Each day as the belly would go down in size, the fluid would go down...as in...gravity.
Yes my friends. down. Down. DOWN there.
WARNING!! IF YOU DON'T WANT TO HEAR THE WORDS: VaJJ, LIPS, BALLS, ETC. THEN STOP READING
By the 3rd or 4th day I had acquired a VaJJ that resembled balls. I know that's graphic. Sorry. The fluid was going with the natural pull of gravity and falling down into my girl area, filling my lips so massively that the skin was pulled so tight I thought the poor things would burst open. Seriously, you think I'm joking but Austin will tell you I AM NOT. I should have taken a picture just for my OWN personal documentation. It was THE CRAZIEST thing I think I've ever seen. Like elephantitis for a girl. I couldn't even leave the house because you could see my "package" through my gauchos (which was still all I could fit into). It would hit my thighs and jiggle as I walked.
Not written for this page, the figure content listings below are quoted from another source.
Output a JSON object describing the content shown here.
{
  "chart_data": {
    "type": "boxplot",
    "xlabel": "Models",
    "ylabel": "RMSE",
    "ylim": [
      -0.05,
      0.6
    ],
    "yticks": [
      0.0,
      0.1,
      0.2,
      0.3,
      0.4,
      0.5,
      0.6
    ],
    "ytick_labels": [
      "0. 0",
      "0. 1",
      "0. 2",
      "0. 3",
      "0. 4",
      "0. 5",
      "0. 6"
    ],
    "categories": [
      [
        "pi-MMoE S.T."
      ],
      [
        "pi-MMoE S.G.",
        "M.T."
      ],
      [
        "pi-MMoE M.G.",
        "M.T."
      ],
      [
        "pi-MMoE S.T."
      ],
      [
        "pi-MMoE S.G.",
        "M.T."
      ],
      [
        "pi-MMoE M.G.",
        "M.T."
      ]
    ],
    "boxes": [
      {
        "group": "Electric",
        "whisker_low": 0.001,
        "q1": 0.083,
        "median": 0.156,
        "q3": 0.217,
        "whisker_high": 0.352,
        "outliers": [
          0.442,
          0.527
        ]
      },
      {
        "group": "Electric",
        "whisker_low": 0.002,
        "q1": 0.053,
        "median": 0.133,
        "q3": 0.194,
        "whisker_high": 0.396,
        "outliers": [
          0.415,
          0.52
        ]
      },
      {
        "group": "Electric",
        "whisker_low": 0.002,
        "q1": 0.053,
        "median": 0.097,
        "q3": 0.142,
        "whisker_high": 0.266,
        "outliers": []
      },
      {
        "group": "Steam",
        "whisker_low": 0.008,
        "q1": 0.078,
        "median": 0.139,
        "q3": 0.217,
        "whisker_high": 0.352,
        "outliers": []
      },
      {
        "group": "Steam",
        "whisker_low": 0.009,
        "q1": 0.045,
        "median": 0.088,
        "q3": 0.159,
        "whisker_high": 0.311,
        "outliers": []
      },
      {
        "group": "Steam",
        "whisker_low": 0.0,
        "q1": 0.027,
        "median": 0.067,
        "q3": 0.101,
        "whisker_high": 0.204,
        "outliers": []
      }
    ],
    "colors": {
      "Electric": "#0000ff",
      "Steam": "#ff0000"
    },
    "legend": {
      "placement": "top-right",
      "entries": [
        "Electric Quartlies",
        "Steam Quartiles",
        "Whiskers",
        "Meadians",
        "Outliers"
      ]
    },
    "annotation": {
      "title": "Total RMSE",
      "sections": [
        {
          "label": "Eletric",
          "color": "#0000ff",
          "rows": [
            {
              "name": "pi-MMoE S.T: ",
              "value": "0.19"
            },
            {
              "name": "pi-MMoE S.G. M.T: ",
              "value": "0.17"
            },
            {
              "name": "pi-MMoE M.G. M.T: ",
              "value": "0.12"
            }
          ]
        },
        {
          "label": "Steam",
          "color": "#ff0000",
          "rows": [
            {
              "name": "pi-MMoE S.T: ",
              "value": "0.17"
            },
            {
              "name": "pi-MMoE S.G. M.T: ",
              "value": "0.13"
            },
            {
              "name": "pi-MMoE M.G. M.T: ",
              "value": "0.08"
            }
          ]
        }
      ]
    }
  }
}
I had to walk with my legs kinda spread to avoid the rubbage. Like it was really heavy and full....dangling people...like I said...balls.
I ended up having to have a cat scan which showed nothing abnormal except that my abdominal muscles had been shredded. Like pulled pork.
The fluid ended up passing through me, down through my legs and then eventually just disappearing. BUT, to this day I can't do ANY focused abdominal workouts without my belly swelling up a little afterwards. And that's enough to keep me from doing them EVER again.
Am I right? This kinda whacked out stuff happens to ONLY me ALL the time. I'm such a target for humiliation.
But it sure makes for good blogs, right?